From Darkness, as the title might suggest, doesn’t go a bundle on the joy thing. It started with the remains of two murdered prostitutes being dug up on a Manchester building site, and gradually got less cheery from there. DCI John Hind (Johnny Harris) was convinced the best way to solve this cold case was to drive all the way to Scotland’s Western Isles to try to persuade his former WPC Claire Church (Anne-Marie Duff) to help him with his inquiries.

Claire is crippled by guilt because, the night she was supposed to meet one of the murdered girls, she was actually in bed with her boss. Tsk. Now she’s trying to move on – we know this because there are lots of scenes of her running (away from herself, the past, etc) and swimming in the North Atlantic (to cleanse herself of former sins, no doubt). It is all very Symbolic.

Writer Katie Baxendale has a habit of sheepishly pointing out the flaws in her own script: ‘Look at you – a fat, embittered, heavy-drinking, middle-aged male detective,’ goaded Claire. ‘Do you know how much of a cliché that is?’ We do Claire, we do. ‘We’re in the midst of a major murder investigation and you’ve been away for two days,’ chided John’s ‘super’. Now you mention it, that is quite silly.

Frankly, From Darkness is all a bit portentous and overwrought, with lots of slow motion and washes of that Broadchurch-style piano. At times, I found my attention wandering to how uncomfortable the buttons on Claire’s pillows looked, and the distressing lack of punctuation in the Lets Eat Café.

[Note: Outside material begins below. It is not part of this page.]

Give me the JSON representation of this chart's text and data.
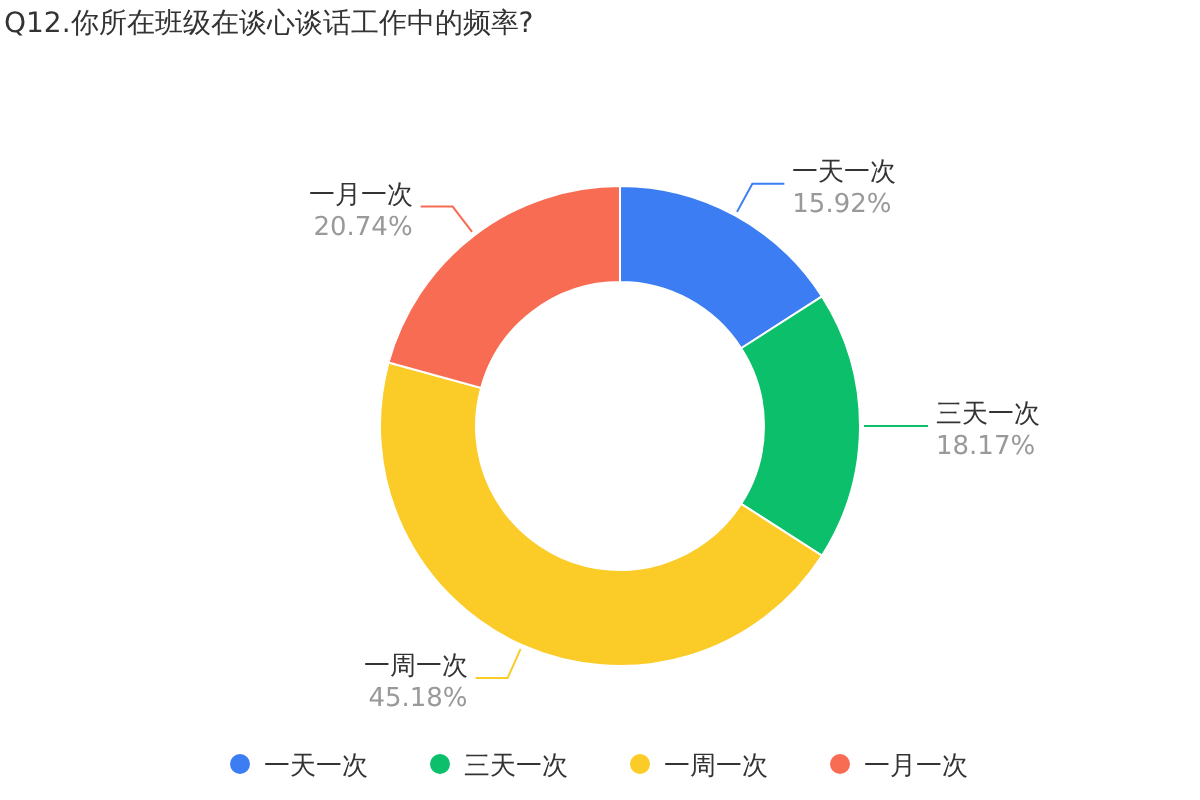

But then, in the dying moments, Baxendale pulled out a showstopping twist that suggested Claire herself is the serial killer’s target. This, added to the fact that Anne-Marie Duff is incapable of being less than fabulous, means I’ll almost certainly be back for more of this nonsense next week.


 TV extra:


The Kennedys

Another week, another 70s childhood memoir. Comedian Emma Kennedy’s takes the form of a sitcom, making it hard to know where the autobiography ends and the standard comedy plotting begins. It certainly doesn’t stint on the 70s cultural tourism: the first episode featured jokes about Blue Nun, cheese-and-pineapple on sticks, David Cassidy and Woolworths. It also spiralled into a full-on Robin Askwith-style farce, with a wife upending a lasagne on her cheating husband’s head while the Other Woman climbed through the bathroom window. But maybe that’s just what Kennedy’s childhood was like.


Baking Good, Baking Bad

Anyone tuning in hoping to see Mary Berry and Paul Hollywood judging contestants’ meth cooking skills will be disappointed to discover this is just a standard baking show, with the twist being they make some stuff that’s good for you and some stuff that… well, isn’t. Presenter ‘Harry’ Eastwood (there’s got to be a Dirty Harry joke in there somewhere) is a jolly hockey sticks type of gel in the Kirstie Allsopp mode, who has a slightly hysterical laugh and says the word ‘naughty’ at least 300 times per show. Too much sugar, probably.